Racism Not The Reason For Ethnic Disparities, Government-Backed Report Claims
NurPhoto via Getty ImagesBoris Johnson and his policy chief Munira Mirza, whose appointment to lead the review has proved controversial
Racism is not the reason for most disparities between ethnic minorities and their white counterparts in the UK, a controversial government-commissioned report will say.
The commission on race and ethnic disparities dismisses the “idealism” of young people who claim the UK is institutionally racist, insisting this is “not borne out by the evidence”.
While acknowledging that “overt and outright racism persists in the UK, particularly online” and that Britain is “not a post racial society”, the report claims that societal disparities between ethnic groups “do not have their origins in racism”.
Instead, it argues that all ethnic groups apart from Black Caribbeans outperform their white counterparts at school and this is helping to create more diverse workplaces, although disparities remain at the top of public and private sectors.

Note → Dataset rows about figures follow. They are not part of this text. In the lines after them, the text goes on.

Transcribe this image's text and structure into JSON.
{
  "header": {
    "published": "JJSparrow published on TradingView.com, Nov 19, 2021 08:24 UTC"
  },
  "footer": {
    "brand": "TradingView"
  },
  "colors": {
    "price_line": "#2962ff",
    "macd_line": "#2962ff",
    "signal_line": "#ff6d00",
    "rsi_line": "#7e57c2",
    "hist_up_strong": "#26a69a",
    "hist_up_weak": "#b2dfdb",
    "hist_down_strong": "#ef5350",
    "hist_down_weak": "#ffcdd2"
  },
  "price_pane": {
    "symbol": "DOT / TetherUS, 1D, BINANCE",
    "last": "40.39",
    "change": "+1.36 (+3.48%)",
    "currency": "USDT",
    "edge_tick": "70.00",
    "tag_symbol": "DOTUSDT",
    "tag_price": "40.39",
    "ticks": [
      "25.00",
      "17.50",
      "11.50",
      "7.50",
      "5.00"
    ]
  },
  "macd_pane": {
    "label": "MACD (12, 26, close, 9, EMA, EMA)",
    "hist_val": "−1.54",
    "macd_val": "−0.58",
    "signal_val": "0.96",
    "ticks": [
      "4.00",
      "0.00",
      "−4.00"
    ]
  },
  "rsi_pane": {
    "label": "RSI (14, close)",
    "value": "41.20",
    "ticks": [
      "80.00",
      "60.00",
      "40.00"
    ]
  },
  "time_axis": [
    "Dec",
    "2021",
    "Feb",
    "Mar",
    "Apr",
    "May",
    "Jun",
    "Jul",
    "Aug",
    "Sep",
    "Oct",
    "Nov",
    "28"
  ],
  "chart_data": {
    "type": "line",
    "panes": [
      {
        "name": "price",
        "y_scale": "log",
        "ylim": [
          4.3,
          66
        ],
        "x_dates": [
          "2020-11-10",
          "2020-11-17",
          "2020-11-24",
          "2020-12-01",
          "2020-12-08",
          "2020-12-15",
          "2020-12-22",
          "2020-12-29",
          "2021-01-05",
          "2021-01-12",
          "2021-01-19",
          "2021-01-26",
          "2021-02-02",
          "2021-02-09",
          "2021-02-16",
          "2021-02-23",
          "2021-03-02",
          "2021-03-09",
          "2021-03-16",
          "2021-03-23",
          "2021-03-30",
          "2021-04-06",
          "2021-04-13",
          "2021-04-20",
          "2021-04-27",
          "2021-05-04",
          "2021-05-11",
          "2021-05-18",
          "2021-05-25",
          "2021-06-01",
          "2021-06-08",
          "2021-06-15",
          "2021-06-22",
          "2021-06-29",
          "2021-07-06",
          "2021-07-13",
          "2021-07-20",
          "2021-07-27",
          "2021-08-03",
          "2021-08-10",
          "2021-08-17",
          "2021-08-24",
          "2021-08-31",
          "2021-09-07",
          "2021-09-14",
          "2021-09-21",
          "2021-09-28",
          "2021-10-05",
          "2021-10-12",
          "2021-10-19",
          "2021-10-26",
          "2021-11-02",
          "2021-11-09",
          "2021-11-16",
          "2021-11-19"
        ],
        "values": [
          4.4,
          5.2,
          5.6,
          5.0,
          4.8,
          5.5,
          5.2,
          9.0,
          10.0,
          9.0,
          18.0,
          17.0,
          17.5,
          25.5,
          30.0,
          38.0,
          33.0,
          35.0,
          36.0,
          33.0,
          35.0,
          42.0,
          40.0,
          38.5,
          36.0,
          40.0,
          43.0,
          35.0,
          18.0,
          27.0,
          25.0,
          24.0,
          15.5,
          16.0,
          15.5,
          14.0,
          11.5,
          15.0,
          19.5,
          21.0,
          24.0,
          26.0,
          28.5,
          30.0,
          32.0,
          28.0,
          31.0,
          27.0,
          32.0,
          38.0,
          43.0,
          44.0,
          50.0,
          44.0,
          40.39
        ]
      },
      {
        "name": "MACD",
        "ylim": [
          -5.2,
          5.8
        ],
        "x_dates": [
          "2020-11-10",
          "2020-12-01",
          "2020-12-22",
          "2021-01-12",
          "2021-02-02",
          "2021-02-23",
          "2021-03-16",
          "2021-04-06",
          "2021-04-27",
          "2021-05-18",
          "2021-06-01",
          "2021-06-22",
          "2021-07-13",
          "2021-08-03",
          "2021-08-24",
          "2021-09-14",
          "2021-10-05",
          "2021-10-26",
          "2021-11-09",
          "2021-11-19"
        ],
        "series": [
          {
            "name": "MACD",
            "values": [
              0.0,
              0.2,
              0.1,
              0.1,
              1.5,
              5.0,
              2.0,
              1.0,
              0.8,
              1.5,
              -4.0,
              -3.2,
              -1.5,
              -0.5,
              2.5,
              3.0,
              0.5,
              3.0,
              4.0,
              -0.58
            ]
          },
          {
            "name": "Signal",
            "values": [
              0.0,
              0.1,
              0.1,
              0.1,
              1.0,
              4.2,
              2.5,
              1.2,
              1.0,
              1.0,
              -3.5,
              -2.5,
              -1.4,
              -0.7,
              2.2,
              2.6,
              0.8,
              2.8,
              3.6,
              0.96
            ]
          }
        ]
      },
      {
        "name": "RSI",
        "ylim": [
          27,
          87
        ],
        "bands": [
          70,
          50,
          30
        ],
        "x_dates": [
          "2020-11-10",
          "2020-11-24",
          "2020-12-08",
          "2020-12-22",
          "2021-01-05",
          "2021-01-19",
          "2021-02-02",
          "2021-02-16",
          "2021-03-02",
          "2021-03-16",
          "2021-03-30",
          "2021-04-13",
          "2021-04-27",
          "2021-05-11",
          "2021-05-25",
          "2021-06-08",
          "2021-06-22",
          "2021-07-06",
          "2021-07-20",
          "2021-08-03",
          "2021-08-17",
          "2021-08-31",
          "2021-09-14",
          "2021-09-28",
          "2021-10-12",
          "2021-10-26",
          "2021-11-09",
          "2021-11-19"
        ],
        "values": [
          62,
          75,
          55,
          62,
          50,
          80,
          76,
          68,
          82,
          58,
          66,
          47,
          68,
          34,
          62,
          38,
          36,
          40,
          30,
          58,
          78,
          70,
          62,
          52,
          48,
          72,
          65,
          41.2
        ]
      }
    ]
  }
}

The report, commissioned after the Black Lives Matter protests and published in full on Wednesday, is likely to prove highly controversial.
It starts: “Education is the single most emphatic success story of the British ethnic minority experience.
“The commission notes that the average GCSE Attainment 8 score for Indian, Bangladeshi and Black African pupils were above the white British average.”
The report makes 24 recommendations, including:
Scrapping the use of the BAME (Black, Asian and minority ethnic) acronym as differences between different groups are important.
Business and other organisations moving “away from funding unconscious bias training”.
Urging the government to convene a panel of experts to develop “evidence-based approaches” of what works to advance fairness at work.
Further research into “high performing pupils’ communities” to see what can be replicated across the education system.
Phasing in extended school days, starting with disadvantaged areas, to make up for ground lost during Covid pandemic home schooling.
Sewell said: “The report highlights the significance of education as the single most powerful tool in reducing ethnic disparities.
“The effect of education is transformative on individuals but also their families and their communities, sometimes within a generation.
“Another revelation from our dive into the data was just how stuck some groups from the white majority are.
“As a result, we came to the view that recommendations should, wherever possible, be designed to remove obstacles for everyone, rather than specific groups.”
He added: “Creating a successful multi-ethnic society is hard, and racial disparities exist wherever such a society is being forged.
“The commission believes that if these recommendations are implemented, it will give a further burst of momentum to the story of our country’s progress to a successful multi-ethnic and multicultural community – a beacon to the rest of Europe and the world.”